Seventy-one percent of Earth is made up of ocean waters and almost three-quarters of the world's population live in coastal regions. The possibilities for interesting and meaningful work in a marine-related field are endless. The ocean is still one of the last great undiscovered mysteries on our planet. As land resources become scarcer, the ocean may hold the key to future food sources for humans and animals.

The study of coastal oceanography involves the study of the effects of pollution on coastal erosion as well as marine geology, geography and management of the coastal areas.

According to Annette Steel, who works at a marine research station, one of the most important things for students considering a career in marine science is to get hands-on experience. They should also look into summer programs or check out the federal student employment programs that help students seeking work in the field to get hands-on experience.

Why is there such a terrific interest in marine science and the study of the ocean? According to Emily Speight of the Marine Technology Society in Washington, District of Columbia, it can be partly explained by our increased environmental awareness, which has been heightened by the El Nino effect and global warming.

"Young people today seem more aware about the environment and in my 18 years at the society, I would say the last few years have been the busiest," says Speight.

For any marine science-related careers, it is a good idea to take as many science and math courses as possible, including biology, botany, chemistry, ecology, and fish biology. A good university program will help students get a work placement so that they will get both classroom experience and hands-on work in the field.
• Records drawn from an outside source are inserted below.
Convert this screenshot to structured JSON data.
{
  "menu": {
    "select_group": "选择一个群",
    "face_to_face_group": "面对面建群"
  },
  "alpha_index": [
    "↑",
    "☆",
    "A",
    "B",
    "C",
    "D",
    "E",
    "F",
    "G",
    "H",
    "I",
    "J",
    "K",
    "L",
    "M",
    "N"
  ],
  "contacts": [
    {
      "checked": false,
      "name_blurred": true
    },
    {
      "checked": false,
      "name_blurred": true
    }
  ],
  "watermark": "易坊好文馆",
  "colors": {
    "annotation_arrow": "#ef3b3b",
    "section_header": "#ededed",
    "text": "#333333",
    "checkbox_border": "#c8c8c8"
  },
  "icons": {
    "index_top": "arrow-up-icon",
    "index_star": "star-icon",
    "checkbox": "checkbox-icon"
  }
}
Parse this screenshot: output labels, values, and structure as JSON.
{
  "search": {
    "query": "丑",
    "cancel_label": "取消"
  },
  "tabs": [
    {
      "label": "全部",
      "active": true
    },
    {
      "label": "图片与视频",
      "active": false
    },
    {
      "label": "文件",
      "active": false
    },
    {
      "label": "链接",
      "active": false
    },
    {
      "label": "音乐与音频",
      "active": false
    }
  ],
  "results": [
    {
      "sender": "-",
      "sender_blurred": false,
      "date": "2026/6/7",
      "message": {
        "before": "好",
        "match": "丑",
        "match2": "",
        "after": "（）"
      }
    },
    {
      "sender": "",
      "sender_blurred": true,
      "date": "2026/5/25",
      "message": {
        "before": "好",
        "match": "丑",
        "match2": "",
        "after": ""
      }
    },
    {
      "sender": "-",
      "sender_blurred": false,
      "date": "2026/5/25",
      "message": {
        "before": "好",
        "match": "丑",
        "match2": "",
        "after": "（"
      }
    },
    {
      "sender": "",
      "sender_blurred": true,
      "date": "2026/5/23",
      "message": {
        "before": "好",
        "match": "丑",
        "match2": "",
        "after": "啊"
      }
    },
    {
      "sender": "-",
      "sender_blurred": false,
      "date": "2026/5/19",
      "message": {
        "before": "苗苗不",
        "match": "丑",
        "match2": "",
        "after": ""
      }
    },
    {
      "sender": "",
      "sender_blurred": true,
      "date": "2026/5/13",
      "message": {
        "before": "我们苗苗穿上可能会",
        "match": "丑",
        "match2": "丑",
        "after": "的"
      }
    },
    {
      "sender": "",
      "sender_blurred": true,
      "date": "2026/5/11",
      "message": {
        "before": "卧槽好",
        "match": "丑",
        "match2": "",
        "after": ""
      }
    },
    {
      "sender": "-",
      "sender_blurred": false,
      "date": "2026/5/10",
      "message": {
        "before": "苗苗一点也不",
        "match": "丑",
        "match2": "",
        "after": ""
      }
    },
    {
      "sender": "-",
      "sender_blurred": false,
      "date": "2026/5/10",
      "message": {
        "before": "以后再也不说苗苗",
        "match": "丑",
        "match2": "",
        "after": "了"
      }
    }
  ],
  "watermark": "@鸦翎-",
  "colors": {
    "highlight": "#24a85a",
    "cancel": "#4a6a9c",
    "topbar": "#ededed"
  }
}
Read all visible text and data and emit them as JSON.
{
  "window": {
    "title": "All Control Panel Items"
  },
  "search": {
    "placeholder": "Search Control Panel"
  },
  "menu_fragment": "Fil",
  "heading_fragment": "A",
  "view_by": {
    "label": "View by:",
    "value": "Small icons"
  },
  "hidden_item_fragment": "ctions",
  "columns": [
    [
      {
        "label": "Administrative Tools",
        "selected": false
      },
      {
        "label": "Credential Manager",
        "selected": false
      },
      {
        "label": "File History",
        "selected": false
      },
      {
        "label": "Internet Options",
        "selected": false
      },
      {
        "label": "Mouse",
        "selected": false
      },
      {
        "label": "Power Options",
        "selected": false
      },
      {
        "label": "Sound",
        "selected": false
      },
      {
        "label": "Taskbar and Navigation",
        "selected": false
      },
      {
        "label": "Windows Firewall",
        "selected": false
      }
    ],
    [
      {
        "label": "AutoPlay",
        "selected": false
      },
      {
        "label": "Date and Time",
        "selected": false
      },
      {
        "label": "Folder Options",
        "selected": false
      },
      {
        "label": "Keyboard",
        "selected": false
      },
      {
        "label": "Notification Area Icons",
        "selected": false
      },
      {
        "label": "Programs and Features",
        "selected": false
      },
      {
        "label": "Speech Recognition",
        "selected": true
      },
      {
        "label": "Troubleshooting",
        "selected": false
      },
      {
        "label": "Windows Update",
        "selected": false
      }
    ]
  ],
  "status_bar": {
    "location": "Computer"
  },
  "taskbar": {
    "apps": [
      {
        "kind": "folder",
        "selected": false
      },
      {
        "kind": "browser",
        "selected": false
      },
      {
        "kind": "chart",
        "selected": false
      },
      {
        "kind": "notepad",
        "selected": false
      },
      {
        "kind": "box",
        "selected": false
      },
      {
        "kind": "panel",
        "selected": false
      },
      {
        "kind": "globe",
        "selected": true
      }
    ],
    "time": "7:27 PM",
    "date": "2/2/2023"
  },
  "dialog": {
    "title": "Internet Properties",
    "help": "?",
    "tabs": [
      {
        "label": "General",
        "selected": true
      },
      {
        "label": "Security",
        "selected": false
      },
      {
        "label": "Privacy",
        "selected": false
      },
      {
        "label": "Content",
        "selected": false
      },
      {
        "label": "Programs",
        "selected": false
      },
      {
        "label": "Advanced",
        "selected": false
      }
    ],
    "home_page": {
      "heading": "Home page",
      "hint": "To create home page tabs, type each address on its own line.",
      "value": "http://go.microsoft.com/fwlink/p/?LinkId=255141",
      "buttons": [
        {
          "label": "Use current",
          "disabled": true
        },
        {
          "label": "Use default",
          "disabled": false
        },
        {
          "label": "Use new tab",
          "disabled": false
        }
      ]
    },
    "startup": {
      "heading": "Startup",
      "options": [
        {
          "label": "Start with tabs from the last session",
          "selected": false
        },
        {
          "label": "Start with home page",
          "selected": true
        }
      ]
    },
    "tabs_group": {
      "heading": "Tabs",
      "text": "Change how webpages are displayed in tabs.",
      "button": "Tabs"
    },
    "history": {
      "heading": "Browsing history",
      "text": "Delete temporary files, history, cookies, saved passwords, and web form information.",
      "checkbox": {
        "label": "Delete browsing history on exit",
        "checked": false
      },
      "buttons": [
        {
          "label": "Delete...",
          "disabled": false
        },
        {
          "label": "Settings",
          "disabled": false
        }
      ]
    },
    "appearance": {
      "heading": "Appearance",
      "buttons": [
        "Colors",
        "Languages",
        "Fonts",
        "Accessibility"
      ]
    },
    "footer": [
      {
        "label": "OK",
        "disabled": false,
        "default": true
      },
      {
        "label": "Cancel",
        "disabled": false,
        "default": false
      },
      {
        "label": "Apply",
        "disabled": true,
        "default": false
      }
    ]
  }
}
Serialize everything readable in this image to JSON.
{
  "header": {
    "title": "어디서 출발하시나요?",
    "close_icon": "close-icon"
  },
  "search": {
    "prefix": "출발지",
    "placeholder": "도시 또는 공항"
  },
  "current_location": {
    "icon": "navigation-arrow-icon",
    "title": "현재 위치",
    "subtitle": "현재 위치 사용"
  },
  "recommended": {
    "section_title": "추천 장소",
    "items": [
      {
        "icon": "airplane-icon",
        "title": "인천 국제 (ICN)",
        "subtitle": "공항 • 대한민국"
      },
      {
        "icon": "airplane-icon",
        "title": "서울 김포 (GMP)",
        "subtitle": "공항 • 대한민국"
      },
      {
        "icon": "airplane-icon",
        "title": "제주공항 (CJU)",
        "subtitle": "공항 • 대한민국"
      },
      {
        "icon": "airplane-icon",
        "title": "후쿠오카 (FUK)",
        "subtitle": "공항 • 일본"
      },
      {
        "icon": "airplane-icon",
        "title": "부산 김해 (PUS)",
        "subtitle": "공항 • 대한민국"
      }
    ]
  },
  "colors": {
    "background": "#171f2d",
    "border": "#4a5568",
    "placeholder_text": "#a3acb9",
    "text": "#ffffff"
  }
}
If you are thinking about a career in marine science, remember to check out your local aquariums and zoos for summer or volunteer work, as well as the federal department of fisheries, the state fish and wildlife branches and the many wildlife rescue centers located throughout the country.

Oh, and remember it also helps to love the water. Most marine scientists also have their scuba diving certificate. Remember that it is important to get your feet wet, so to speak, and get as much hands-on experience as possible.